My story of becoming a baker/chef feels like a bit of luck and right place right time. I was in my late twenties and wanted to change my career trajectory I thought I wanted to work in kitchens so I just started applying to restaurants on craigslist. I didn’t hear back from most of them except one responded and that was Roxana Jullapat she hired me as an intern at Cooks County with no kitchen experience. I slowly moved up to working service as a pastry cook and then to production. From there I went to help open Gjusta as an AM baker under Nicole Rucker and I stayed there for about 2 years. I was looking to leave and got connected to the CDC at Sqirl, who is now a close friend Javi Ramos. I was hired there as the Pastry Chef and I quickly realized I was maybe in over my head but I used the space as a way to experiment and figure out who I was as a baker/pastry chef. I love working with other people so I heavily leaned on my team it was a community experience. I let the pastry cooks have freedom to experiment and come up with fun flavor combos/ items to put on the menu. That was the special thing about my work there it gave me the space to figure out who I was, what I liked, what I didn’t and what kind of leader I want to be. I learned a lot about managing people the challenges that it comes with. I can say that my work there propelled me into a space that allowed me to start my own cottage bakery and create the brand I have today. Working in restaurants has really allowed me to shape what kind of business I want to have.
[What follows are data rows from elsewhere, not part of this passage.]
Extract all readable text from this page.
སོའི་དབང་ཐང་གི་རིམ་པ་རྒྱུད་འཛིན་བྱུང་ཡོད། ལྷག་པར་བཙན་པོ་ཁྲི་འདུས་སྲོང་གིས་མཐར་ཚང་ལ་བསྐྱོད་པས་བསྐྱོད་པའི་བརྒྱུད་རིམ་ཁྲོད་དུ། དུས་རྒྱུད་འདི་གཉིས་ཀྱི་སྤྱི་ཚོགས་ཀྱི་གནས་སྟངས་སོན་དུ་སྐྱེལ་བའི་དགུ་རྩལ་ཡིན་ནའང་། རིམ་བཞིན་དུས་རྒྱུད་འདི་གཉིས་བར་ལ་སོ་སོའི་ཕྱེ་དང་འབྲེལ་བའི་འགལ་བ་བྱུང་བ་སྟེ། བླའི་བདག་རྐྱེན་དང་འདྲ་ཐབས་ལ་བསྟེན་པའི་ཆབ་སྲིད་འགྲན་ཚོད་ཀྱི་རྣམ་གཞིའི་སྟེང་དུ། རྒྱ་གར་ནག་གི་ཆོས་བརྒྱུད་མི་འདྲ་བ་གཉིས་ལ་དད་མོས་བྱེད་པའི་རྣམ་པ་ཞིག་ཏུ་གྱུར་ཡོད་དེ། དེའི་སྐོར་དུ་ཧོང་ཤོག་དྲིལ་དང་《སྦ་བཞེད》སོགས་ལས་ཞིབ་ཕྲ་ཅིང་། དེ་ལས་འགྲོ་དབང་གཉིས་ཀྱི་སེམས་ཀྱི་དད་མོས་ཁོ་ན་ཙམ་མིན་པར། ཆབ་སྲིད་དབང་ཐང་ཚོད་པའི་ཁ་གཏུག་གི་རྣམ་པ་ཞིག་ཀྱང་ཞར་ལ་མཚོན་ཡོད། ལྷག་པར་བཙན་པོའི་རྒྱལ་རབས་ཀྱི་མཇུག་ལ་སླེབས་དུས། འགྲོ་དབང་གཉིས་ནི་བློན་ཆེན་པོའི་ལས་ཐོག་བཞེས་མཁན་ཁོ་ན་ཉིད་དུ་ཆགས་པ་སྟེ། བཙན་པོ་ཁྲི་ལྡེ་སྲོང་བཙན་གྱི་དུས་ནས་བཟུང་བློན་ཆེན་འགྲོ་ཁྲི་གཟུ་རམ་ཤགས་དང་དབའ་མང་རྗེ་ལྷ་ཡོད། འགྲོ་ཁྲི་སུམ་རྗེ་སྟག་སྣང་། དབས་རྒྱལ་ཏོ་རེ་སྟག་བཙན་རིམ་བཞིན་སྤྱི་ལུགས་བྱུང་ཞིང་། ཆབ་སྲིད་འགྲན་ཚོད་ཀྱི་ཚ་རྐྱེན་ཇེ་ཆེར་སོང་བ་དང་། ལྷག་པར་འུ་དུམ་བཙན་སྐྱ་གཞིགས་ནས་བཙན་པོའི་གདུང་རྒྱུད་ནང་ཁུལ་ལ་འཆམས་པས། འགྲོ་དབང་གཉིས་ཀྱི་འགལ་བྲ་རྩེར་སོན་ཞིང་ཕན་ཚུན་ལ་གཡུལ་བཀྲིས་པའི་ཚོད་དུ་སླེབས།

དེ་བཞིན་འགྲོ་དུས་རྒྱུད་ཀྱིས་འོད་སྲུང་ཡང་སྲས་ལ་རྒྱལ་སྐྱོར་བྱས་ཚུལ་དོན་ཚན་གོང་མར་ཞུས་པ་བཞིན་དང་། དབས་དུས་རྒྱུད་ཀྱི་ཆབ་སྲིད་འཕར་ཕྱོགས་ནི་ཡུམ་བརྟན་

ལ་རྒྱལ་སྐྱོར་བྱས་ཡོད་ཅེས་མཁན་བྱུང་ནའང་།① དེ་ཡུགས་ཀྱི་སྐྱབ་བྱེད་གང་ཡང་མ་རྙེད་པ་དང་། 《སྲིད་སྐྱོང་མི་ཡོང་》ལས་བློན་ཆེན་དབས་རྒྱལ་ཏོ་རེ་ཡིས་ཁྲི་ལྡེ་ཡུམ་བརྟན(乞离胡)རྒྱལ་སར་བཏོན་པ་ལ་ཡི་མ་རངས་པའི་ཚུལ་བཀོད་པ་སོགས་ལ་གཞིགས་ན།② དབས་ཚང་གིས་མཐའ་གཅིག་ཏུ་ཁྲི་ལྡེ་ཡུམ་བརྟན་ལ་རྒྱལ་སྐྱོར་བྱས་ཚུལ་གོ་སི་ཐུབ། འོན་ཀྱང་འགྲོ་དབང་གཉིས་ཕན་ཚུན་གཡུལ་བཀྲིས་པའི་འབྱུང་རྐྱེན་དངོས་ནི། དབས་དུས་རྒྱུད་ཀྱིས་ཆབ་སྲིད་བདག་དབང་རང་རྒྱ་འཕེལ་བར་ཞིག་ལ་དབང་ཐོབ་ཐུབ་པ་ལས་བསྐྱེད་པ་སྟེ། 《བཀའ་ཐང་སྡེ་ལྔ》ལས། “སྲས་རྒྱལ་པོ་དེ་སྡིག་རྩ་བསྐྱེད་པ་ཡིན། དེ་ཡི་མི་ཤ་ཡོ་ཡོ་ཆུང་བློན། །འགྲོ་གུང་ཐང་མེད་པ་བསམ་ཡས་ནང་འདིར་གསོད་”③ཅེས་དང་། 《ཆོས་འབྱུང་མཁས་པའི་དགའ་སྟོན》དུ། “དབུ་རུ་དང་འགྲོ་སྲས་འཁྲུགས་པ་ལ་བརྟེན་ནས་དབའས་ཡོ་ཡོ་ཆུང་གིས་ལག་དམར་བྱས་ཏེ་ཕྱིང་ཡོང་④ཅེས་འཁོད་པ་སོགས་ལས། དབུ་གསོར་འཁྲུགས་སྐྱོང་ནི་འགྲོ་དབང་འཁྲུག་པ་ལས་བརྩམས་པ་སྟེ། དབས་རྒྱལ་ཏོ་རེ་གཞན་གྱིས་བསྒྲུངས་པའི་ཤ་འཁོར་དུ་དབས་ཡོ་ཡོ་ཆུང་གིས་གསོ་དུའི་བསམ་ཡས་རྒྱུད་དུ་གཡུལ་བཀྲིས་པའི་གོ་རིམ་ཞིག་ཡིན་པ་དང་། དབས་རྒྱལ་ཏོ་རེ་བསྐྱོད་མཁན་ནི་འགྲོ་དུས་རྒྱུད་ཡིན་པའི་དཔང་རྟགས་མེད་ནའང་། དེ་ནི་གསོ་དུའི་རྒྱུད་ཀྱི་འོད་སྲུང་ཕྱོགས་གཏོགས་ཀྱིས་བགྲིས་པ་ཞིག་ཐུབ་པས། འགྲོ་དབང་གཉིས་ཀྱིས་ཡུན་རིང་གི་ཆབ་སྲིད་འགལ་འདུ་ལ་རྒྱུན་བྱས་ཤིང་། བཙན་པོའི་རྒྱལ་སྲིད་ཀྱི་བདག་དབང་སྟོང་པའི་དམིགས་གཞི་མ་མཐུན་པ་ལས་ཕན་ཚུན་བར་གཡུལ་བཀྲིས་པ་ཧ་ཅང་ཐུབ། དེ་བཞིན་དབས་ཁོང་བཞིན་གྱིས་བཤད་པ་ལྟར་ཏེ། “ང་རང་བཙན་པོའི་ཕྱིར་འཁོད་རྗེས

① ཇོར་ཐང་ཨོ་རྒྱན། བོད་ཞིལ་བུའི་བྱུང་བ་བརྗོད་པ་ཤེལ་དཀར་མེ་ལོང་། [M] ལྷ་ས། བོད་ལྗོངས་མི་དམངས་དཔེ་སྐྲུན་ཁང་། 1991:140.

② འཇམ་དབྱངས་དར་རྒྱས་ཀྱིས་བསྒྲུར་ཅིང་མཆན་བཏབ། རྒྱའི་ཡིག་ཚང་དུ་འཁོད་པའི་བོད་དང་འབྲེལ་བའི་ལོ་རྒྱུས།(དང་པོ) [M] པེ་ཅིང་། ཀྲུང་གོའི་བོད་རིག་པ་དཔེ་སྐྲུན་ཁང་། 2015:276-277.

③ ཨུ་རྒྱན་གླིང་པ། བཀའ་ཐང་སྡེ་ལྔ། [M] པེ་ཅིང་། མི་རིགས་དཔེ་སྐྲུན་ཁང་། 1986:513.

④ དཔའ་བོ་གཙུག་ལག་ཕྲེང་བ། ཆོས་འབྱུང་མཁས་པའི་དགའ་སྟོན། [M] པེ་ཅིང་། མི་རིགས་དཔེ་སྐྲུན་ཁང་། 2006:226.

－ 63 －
Let’s say your best friend was visiting the area and you wanted to show them the best time ever. Where would you take them? Give us a little itinerary – say it was a week long trip, where would you eat, drink, visit, hang out, etc.
My favorite places Found Oyster I love to go there for seafood tower and wine long hangs with friends. Some other places I love Sapp Coffee, Luv 2 Eat Thai Bistro, Northern Thai. Coffee I go to Dinosaur, my neighborhood shop Little Ripper, or Endorfeine. I have so many food places I could list! Lasita in Chinatown, Quarter Sheet in Echo Park, Bakers Bench has amazing vegan croissants, Maurys and Belles I love all bagels! I usually take friends to Melody Wine Bar they have great pop ups in rotation. And Soon great food/ vibe and wine. I could go on and on
The Shoutout series is all about recognizing that our success and where we are in life is at least somewhat thanks to the efforts, support, mentorship, love and encouragement of others. So is there someone that you want to dedicate your shoutout to?
Like I mentioned before my community is everything! A lot of my friends are also bakers we are always swapping stories, techniques, spreadsheets, information etc. I would be lost without my community. Some of my close friends Calli Webb, Rose Wild, Hannah Ziskin, Javi Ramos. My very best friend who is not in the food community but has helped me greatly on the backend and behind the scenes talk through strategy, logistics for big holiday bakes. The long term friends are necessary when I need help, advice, or just to bounce ideas off of.